M.K.S.A (Mager Kepanjangan, Singkat Aja)
Intinya… Kemenkes mempercepat kemandirian farmasi melalui penelitian, produksi, dan jaminan pasar. Program yang dicanangkan mencakup uji bioekivalensi, insentif industri, pengaturan impor, serta kebijakan TKDN untuk mendukung penggunaan bahan baku lokal dan memperkuat ketahanan kesehatan nasional.
Intinya… Kemenkes mempercepat kemandirian farmasi melalui penelitian, produksi, dan jaminan pasar. Program yang dicanangkan mencakup uji bioekivalensi, insentif industri, pengaturan impor, serta kebijakan TKDN untuk mendukung penggunaan bahan baku lokal dan memperkuat ketahanan kesehatan nasional.
Kementerian Kesehatan (Kemenkes) RI terus mempercepat kemandirian farmasi dalam negeri guna memenuhi kebutuhan pelayanan kesehatan nasional yang terus berkembang sekaligus meningkatkan ketahanan kesehatan Indonesia. Langkah ini difokuskan pada tiga strategi utama, yaitu penelitian dan pengembangan, produksi, serta jaminan pasar.
Direktur Jenderal Kefarmasian dan Alat Kesehatan Kemenkes, Lucia Rizka Andalucia, Apt, M.Pharm, MARS, menegaskan bahwa produksi bahan baku obat menjadi prioritas untuk menekan ketergantungan pada impor. “Kemenkes telah menyusun program dan kebijakan untuk mempercepat kemandirian produksi dalam negeri melalui tiga kelompok program,” ujar Rizka dalam keterangannya di Jakarta, Senin (13/1).
Penelitian dan Pengembangan
Penelitian dan pengembangan menjadi langkah awal yang strategis untuk mewujudkan kemandirian farmasi. Sejak 2022 hingga 2024, Kemenkes telah memfasilitasi perubahan sumber (change source) bahan baku impor menjadi bahan baku lokal kepada 42 industri farmasi. Fasilitasi ini dilakukan melalui pembiayaan uji bioekivalensi (BE) untuk enam bahan baku obat dengan konsumsi terbesar secara nilai, yaitu Atorvastatin, Clopidogrel, Amlodipin, Candesartan, Azitromisin, dan Bisoprolol.
Selain itu, Kemenkes juga menjalin kerja sama dengan Medicines Patent Pool (MPP) dalam nota kesepahaman (MoU) kolaborasi strategis untuk percepatan akses terhadap vaksin dan obat di Indonesia.

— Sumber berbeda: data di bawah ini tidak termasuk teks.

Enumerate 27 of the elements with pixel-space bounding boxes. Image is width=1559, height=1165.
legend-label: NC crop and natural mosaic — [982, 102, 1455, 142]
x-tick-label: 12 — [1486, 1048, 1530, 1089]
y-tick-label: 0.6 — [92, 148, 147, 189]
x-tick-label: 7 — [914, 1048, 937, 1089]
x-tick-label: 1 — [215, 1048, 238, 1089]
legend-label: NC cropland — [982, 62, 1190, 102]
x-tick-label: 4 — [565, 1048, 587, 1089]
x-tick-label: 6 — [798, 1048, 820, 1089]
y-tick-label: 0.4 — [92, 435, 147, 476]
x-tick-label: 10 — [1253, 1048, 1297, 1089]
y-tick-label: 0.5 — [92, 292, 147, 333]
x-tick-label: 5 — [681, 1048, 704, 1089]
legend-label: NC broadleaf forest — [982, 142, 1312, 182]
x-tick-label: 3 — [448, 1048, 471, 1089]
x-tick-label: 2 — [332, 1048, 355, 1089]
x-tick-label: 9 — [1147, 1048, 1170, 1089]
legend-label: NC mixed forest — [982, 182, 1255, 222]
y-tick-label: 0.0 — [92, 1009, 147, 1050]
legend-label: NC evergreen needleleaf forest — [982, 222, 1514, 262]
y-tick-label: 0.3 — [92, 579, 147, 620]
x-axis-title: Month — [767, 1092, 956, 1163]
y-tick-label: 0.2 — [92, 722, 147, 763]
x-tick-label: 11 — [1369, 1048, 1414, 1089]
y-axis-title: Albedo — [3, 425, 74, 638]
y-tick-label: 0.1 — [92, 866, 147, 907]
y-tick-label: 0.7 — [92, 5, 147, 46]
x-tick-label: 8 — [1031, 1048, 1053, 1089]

Kolaborasi ini telah menghasilkan produksi obat seperti Nilotinib (untuk leukemia mielogen kronis), Molnupiravir (antivirus COVID-19), dan Dolutegravir (antivirus HIV/AIDS).
Peningkatan Produksi
Langkah berikutnya adalah meningkatkan produksi bahan baku obat dalam negeri. Pemerintah memberikan berbagai insentif kepada industri farmasi yang berupaya menggunakan bahan baku lokal dan melakukan inovasi.
Saat ini, Kemenkes bersama Kementerian Perindustrian tengah mengusulkan 22 bahan baku obat yang sudah dapat diproduksi di dalam negeri untuk diterapkan dalam pengaturan tata niaga impor. Upaya ini bertujuan mendukung keberlanjutan produksi sekaligus mengurangi ketergantungan pada bahan baku impor.
Jaminan Pasar
Untuk menjamin keberlanjutan penggunaan bahan baku lokal, Kemenkes mengeluarkan sejumlah kebijakan yang mendukung pengembangan industri farmasi. Kebijakan ini meliputi:
- Keputusan Menteri Kesehatan HK.01.07/MENKES/1333/2023, yang mendorong peningkatan penggunaan bahan baku produksi dalam negeri,
- Keputusan Menteri Kesehatan HK.01.07/Menkes/163/2024, yang mengatur etalase konsolidasi pada Katalog Elektronik Sektoral Kemenkes, dan
- Kebijakan penyesuaian nilai klaim harga obat, yang memungkinkan daftar obat dengan tingkat komponen dalam negeri (TKDN) tinggi untuk mendapatkan penyesuaian harga klaimnya.
Melalui tiga langkah strategis ini, Kemenkes berupaya memastikan kemandirian farmasi dalam negeri mampu memenuhi kebutuhan pelayanan kesehatan nasional. Dengan sinergi antara pemerintah, industri farmasi, dan lembaga penelitian, Indonesia diharapkan mampu menciptakan ketahanan kesehatan yang berkelanjutan sekaligus meningkatkan daya saing di kancah global.